Pyotr sah aus, als wäre Weihnachten in diesem Jahr früher gekommen.

"Ha! Du bist die Beste", Tom zog sie an sich und drückte ihr überschwänglich einen Kuss auf die Wange.

Olivia zuckte grinsend mit den Schultern:

"Was immer jetzt passiert, wir haben Beweise gegen Warburton."

Am liebsten wäre ich damit schnurstracks zur Polizei marschiert, allerdings hatte ich wenig Lust mein Gesicht auf einer Polizeiwache zu zeigen und vermutlich ging es den anderen ähnlich.

Rosa nickte zufrieden, nahm sich ein weiteres Stück Pizza und fuhr dann fort:

"Gute Arbeit, Liv. Ich hab eine Idee, was wir damit machen können. Später. Erst Mal müssen wir vorsichtig sein und keine unnötigen Risiken eingehen. Und Tom, ich will, dass du hier schläfst, bis die ganze Sache vorbei ist, okay? Es ist besser wenn wir zusammen bleiben."

Tom sah nicht glücklich aus, doch er zuckte mit den Schultern und sagte dann:

"Wenn du meinst."

Pyotr hob skeptisch die Augenbrauen, sagte jedoch nichts.
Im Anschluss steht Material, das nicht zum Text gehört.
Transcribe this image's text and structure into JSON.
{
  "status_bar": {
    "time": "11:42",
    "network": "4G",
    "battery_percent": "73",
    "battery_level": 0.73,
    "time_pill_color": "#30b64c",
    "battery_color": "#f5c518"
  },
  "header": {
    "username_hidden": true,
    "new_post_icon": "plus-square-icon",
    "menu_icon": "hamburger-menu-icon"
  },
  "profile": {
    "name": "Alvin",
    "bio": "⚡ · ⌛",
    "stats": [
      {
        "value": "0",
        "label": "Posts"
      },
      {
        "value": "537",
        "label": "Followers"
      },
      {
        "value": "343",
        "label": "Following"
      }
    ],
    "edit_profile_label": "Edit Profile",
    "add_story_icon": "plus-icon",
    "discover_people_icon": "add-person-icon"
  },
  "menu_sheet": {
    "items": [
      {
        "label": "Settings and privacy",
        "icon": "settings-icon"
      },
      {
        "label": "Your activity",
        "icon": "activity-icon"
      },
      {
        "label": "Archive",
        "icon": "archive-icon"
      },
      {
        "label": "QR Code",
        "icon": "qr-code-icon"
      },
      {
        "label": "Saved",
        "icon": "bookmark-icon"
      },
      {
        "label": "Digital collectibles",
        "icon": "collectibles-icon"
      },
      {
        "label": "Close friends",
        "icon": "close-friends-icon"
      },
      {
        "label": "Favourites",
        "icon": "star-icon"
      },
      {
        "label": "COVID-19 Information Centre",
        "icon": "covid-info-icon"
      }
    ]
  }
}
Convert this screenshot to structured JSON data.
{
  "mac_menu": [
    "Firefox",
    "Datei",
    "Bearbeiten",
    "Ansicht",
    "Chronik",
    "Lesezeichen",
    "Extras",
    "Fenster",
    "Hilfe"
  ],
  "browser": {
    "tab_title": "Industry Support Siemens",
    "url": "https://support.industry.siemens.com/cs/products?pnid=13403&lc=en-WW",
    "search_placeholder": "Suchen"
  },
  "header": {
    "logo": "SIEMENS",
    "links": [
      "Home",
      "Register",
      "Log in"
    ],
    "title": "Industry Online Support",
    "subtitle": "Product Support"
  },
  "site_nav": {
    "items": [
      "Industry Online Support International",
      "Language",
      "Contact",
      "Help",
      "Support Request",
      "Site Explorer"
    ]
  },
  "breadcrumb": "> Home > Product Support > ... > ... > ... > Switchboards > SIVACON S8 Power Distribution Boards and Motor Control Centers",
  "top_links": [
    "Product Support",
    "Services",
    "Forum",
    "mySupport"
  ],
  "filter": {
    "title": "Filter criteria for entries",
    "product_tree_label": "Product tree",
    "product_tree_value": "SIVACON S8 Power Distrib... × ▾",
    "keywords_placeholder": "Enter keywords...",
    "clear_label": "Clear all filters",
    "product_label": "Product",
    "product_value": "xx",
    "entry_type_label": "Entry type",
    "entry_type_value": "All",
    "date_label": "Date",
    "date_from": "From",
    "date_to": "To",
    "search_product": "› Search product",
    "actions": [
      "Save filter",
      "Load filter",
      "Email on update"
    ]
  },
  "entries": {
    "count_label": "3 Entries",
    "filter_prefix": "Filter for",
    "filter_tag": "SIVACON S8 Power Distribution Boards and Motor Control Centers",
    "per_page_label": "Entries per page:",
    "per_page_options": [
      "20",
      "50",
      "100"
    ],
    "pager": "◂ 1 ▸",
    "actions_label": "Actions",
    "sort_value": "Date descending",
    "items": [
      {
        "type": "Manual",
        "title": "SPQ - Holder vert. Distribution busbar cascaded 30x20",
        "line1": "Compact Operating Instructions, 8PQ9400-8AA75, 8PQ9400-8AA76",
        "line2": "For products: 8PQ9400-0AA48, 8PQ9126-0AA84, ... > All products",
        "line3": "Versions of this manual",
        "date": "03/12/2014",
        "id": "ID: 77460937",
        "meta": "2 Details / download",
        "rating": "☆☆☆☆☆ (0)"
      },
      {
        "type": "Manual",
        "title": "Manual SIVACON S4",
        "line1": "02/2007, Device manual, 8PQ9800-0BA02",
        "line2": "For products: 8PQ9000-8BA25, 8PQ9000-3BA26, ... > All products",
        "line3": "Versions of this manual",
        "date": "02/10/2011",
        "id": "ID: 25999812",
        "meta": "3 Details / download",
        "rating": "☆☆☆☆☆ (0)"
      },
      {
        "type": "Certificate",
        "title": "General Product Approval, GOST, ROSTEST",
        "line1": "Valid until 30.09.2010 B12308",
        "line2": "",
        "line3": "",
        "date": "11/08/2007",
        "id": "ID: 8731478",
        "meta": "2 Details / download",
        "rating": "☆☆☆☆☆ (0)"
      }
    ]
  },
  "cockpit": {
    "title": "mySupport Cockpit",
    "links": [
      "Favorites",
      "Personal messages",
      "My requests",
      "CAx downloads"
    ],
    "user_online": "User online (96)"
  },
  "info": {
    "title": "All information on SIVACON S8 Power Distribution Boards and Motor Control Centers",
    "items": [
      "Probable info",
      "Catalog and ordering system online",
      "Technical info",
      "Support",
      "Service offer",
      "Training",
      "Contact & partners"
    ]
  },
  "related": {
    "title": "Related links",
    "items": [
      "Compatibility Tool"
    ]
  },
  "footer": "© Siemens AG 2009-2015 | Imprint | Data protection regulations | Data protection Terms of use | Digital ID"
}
Als Antwort grinste Tom schief:

"Was für eine Verschwendung, was?"

Rosa verdrehte die Augen und sprach dann weiter:

"Wir fangen sofort an. Pyotr, du versuchst deine alten Kontakte von damals zu finden. Hör dich unauffällig um und finde heraus, wer gerade für Edavane arbeitet. Nimm Tom mit. Ich will nicht, dass du alleine gehst. Olivia, hör dich online um. Finde alles raus, was du kannst. Ich kümmer mich solange um M. und das Manuskript."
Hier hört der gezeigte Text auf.